The problem is not always a question of time. Fact is, I’ve been wracked by an overwhelming sense of futility. Whatever I think of writing seems somehow irrelevant & meaningless in the face of what we are facing globally since 2020 – the relentless dance of death and disease, of unbearable pain and suffering, the maddening uncertainty of the times.
I am simply not able to handle writing a ‘book’, to give it the sustained attention it deserves -- can only manage shorter pieces; and sometimes, nothing at all.
So much of what we “do” is intangible work, I’ve realized. It can't be put in a CV or posted on a wall; no certificate or photograph can encapsulate it.

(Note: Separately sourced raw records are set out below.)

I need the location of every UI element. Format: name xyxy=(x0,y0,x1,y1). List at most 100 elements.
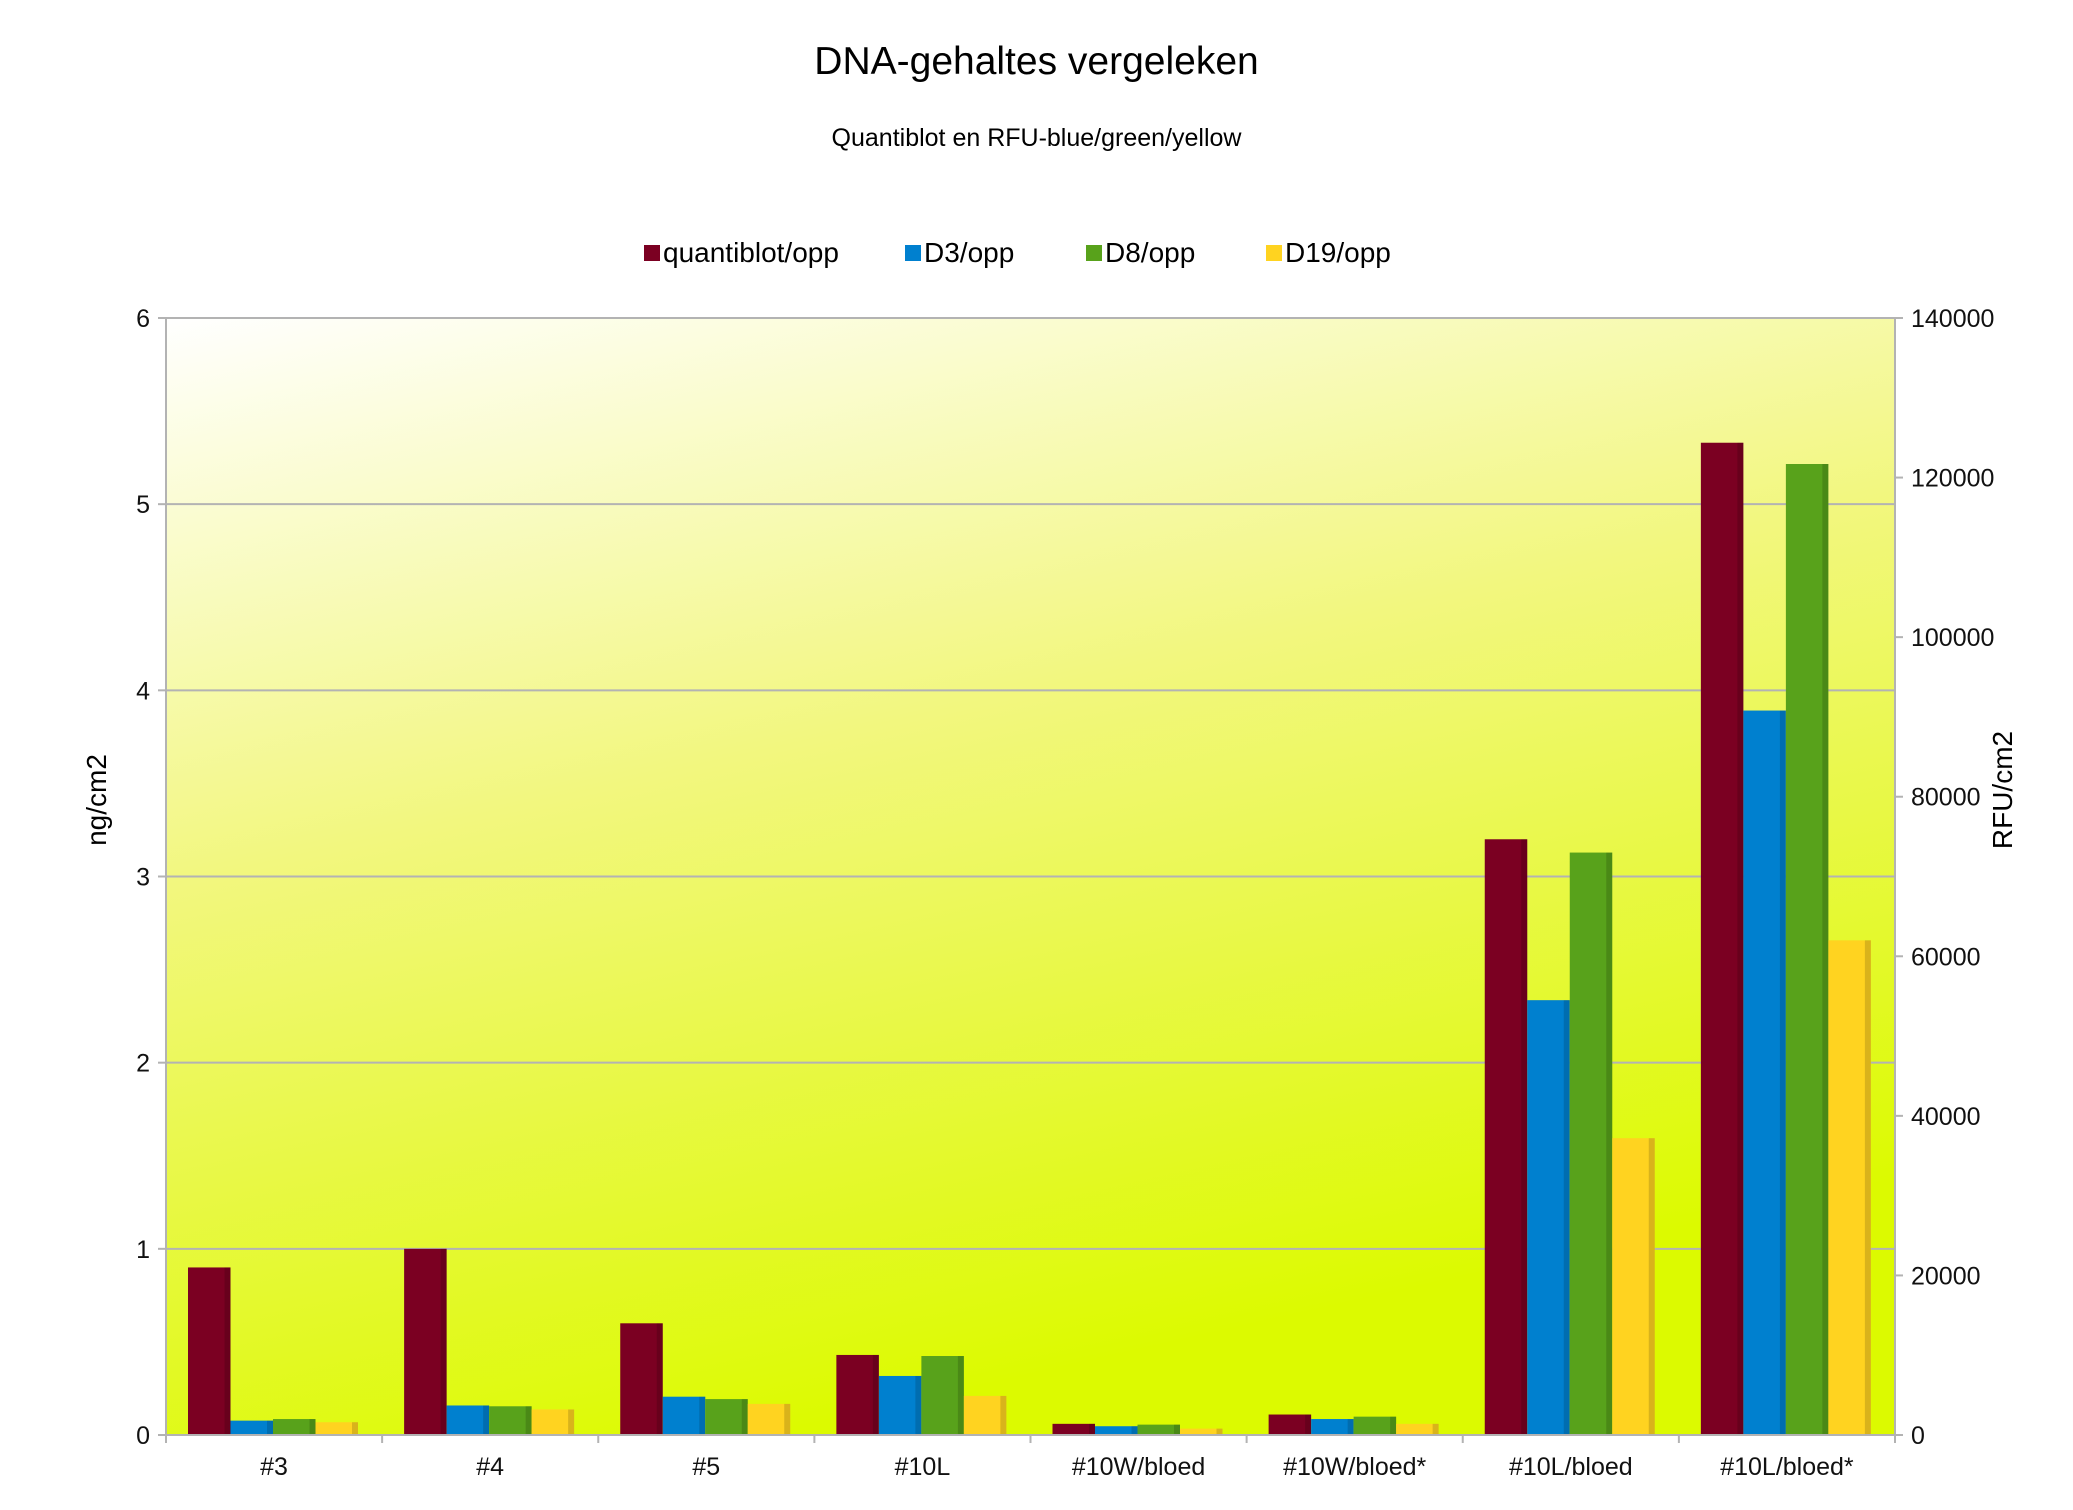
bar-shade xyxy=(224,1267,231,1435)
bar-d19-opp-7 xyxy=(1612,1138,1655,1435)
bar-shade xyxy=(872,1354,879,1435)
x-tick-label: #10L/bloed xyxy=(1509,1453,1633,1481)
chart-subtitle: Quantiblot en RFU-blue/green/yellow xyxy=(831,124,1242,152)
legend-label: D19/opp xyxy=(1285,237,1391,268)
bar-shade xyxy=(1737,442,1744,1435)
y-right-tick-label: 40000 xyxy=(1911,1103,1981,1131)
bar-shade xyxy=(915,1375,922,1435)
bar-d3-opp-7 xyxy=(1527,1000,1570,1435)
x-tick-label: #10L/bloed* xyxy=(1720,1453,1854,1481)
bar-d19-opp-3 xyxy=(747,1403,791,1435)
y-left-tick-label: 1 xyxy=(136,1236,150,1264)
bar-shade xyxy=(568,1409,575,1435)
bar-quantiblot-opp-4 xyxy=(836,1354,879,1435)
chart-title: DNA-gehaltes vergeleken xyxy=(814,40,1259,83)
bar-shade xyxy=(1432,1423,1439,1435)
legend-label: quantiblot/opp xyxy=(663,237,839,268)
bar-quantiblot-opp-7 xyxy=(1484,839,1528,1435)
y-right-tick-label: 20000 xyxy=(1911,1262,1981,1290)
y-left-tick-label: 4 xyxy=(136,677,150,705)
x-tick-label: #10W/bloed* xyxy=(1283,1453,1426,1481)
bar-d8-opp-3 xyxy=(705,1399,748,1435)
legend-item-d3: D3/opp xyxy=(905,237,1014,269)
bar-d3-opp-6 xyxy=(1311,1419,1354,1435)
legend-swatch xyxy=(905,245,921,261)
bar-shade xyxy=(1521,839,1528,1435)
bar-shade xyxy=(1390,1416,1397,1435)
y-right-tick-label: 60000 xyxy=(1911,943,1981,971)
bar-shade xyxy=(741,1399,748,1435)
bar-shade xyxy=(1864,940,1871,1435)
y-left-tick-label: 0 xyxy=(136,1422,150,1450)
bar-quantiblot-opp-2 xyxy=(404,1248,447,1435)
bar-d3-opp-5 xyxy=(1095,1426,1138,1435)
bar-shade xyxy=(309,1419,316,1435)
bar-shade xyxy=(267,1420,273,1435)
bar-shade xyxy=(699,1396,706,1435)
bar-d3-opp-4 xyxy=(878,1375,922,1435)
legend-swatch xyxy=(644,245,660,261)
bar-d19-opp-4 xyxy=(963,1395,1007,1435)
bar-d3-opp-3 xyxy=(662,1396,706,1435)
y-right-tick-label: 80000 xyxy=(1911,784,1981,812)
bar-shade xyxy=(1000,1395,1007,1435)
legend: quantiblot/opp D3/opp D8/opp D19/opp xyxy=(0,237,2073,273)
bar-d3-opp-1 xyxy=(230,1420,273,1435)
bar-quantiblot-opp-8 xyxy=(1700,442,1744,1435)
legend-label: D3/opp xyxy=(924,237,1015,268)
legend-swatch xyxy=(1266,245,1282,261)
bar-d19-opp-5 xyxy=(1180,1428,1223,1435)
y-axis-left-title: ng/cm2 xyxy=(81,754,112,846)
bar-shade xyxy=(1305,1414,1312,1435)
y-left-tick-label: 5 xyxy=(136,491,150,519)
y-left-tick-label: 3 xyxy=(136,864,150,892)
bar-shade xyxy=(440,1248,447,1435)
y-right-tick-label: 120000 xyxy=(1911,465,1994,493)
y-left-tick-label: 2 xyxy=(136,1050,150,1078)
bar-quantiblot-opp-1 xyxy=(188,1267,231,1435)
legend-item-quantiblot: quantiblot/opp xyxy=(644,237,839,269)
legend-label: D8/opp xyxy=(1105,237,1196,268)
y-right-tick-label: 0 xyxy=(1911,1422,1925,1450)
legend-item-d19: D19/opp xyxy=(1266,237,1391,269)
bar-d8-opp-8 xyxy=(1785,464,1829,1436)
bar-d8-opp-7 xyxy=(1569,852,1613,1435)
x-tick-label: #4 xyxy=(476,1453,504,1481)
bar-shade xyxy=(1606,852,1613,1435)
bar-shade xyxy=(525,1406,532,1435)
legend-swatch xyxy=(1086,245,1102,261)
bar-d8-opp-5 xyxy=(1137,1424,1180,1435)
bar-shade xyxy=(957,1356,964,1435)
bar-shade xyxy=(1648,1138,1655,1435)
bar-d19-opp-2 xyxy=(531,1409,575,1435)
bar-shade xyxy=(1822,464,1829,1436)
bar-shade xyxy=(1131,1426,1138,1435)
bar-shade xyxy=(1216,1428,1223,1435)
bar-d19-opp-6 xyxy=(1396,1423,1439,1435)
bar-shade xyxy=(1779,710,1786,1435)
bar-shade xyxy=(784,1403,791,1435)
bar-shade xyxy=(1174,1424,1180,1435)
y-left-tick-label: 6 xyxy=(136,305,150,333)
x-tick-label: #10W/bloed xyxy=(1072,1453,1205,1481)
y-right-tick-label: 140000 xyxy=(1911,305,1994,333)
bar-d3-opp-8 xyxy=(1743,710,1786,1435)
legend-item-d8: D8/opp xyxy=(1086,237,1195,269)
bar-shade xyxy=(1089,1423,1095,1435)
bar-shade xyxy=(656,1323,663,1435)
bar-shade xyxy=(1563,1000,1570,1435)
bar-shade xyxy=(1347,1419,1354,1435)
x-tick-label: #5 xyxy=(692,1453,720,1481)
bar-quantiblot-opp-3 xyxy=(620,1323,663,1435)
bar-quantiblot-opp-5 xyxy=(1052,1423,1095,1435)
bar-d8-opp-2 xyxy=(489,1406,532,1435)
y-axis-right-title: RFU/cm2 xyxy=(1987,730,2018,850)
bar-d19-opp-8 xyxy=(1828,940,1871,1435)
y-right-tick-label: 100000 xyxy=(1911,624,1994,652)
bar-d8-opp-6 xyxy=(1353,1416,1397,1435)
bars xyxy=(188,442,1871,1436)
bar-d8-opp-4 xyxy=(921,1356,964,1435)
x-tick-label: #3 xyxy=(260,1453,288,1481)
bar-d19-opp-1 xyxy=(315,1422,358,1435)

My chief “doing” of the last 2 years has been a profound questioning of & renewed confrontation with the self – both the personal & professional self. I have learnt new things about being a daughter and a mother; come to terms with the kind of work I really want to do & realized what I won’t, even under duress.
Most importantly, I have learnt - in a whole new way - the depth of my insignificance. It inspires me to pursue a project where I can think beyond myself. But it stands in the way of my writing…

*****
PS:
I’ve had to be my own chief publicist & PR agent, with GJ – I haven't enjoyed that at all. I’ve done it reluctantly, fitfully, incompetently – not posting anything for months on end in the first year, and almost forgetting the book myself in the second. I’m not up to the relentlessness of the exercise… & I’m not supposed to, either; my chief function as a writer is to write, after all.

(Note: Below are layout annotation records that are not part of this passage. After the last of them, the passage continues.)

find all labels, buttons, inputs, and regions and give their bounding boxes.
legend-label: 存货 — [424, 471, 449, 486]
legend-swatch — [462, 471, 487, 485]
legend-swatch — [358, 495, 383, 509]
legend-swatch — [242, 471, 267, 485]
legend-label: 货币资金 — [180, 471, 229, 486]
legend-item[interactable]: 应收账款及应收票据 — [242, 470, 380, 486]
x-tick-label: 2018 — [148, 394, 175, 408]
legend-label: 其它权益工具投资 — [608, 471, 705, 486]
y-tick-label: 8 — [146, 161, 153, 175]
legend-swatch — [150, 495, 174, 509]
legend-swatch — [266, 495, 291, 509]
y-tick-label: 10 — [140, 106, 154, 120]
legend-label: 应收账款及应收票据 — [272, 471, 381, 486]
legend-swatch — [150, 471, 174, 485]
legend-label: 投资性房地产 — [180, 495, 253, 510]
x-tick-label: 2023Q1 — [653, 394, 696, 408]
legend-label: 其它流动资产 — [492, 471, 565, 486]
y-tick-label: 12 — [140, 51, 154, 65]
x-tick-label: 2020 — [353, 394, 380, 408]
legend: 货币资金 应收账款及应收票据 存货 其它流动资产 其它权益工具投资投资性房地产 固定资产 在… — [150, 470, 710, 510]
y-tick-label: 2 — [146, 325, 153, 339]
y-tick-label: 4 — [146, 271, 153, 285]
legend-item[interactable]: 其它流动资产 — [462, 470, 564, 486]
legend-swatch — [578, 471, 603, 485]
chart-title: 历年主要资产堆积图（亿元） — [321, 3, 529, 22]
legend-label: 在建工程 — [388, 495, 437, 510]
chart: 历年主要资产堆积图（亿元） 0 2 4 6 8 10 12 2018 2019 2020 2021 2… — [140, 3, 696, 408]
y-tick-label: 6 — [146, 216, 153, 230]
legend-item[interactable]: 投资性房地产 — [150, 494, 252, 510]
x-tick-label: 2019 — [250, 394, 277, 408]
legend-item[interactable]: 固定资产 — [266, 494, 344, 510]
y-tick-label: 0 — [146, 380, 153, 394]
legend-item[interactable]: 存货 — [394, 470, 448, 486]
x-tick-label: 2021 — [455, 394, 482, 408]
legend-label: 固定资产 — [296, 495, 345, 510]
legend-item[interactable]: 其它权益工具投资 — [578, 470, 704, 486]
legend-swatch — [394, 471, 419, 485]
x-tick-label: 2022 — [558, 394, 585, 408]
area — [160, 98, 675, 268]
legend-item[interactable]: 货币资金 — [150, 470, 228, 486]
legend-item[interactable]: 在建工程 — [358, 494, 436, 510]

But I did enjoy the process of creating this particular video: I was both inside the book & outside of it while conceptualizing it; & I loved the fact that so much of my past & present came together in it, as also many dear ones.
In the long run, it is quite likely that this video will be seen more than the book read.

Comments

More power to your pen!
Peter Leyland said…
A very moving piece about your book Ritupurna and the events surrounding it. I think I would read the book rather than watch the video. Thanks for the post
Peter Leyland said…
*Rituparna - my apologies
Ruth Leigh said…
A lot of hard times from the sound of it, and well done on getting the book out
Umberto Tosi said…
Congratulations on your fine book and your perseverence!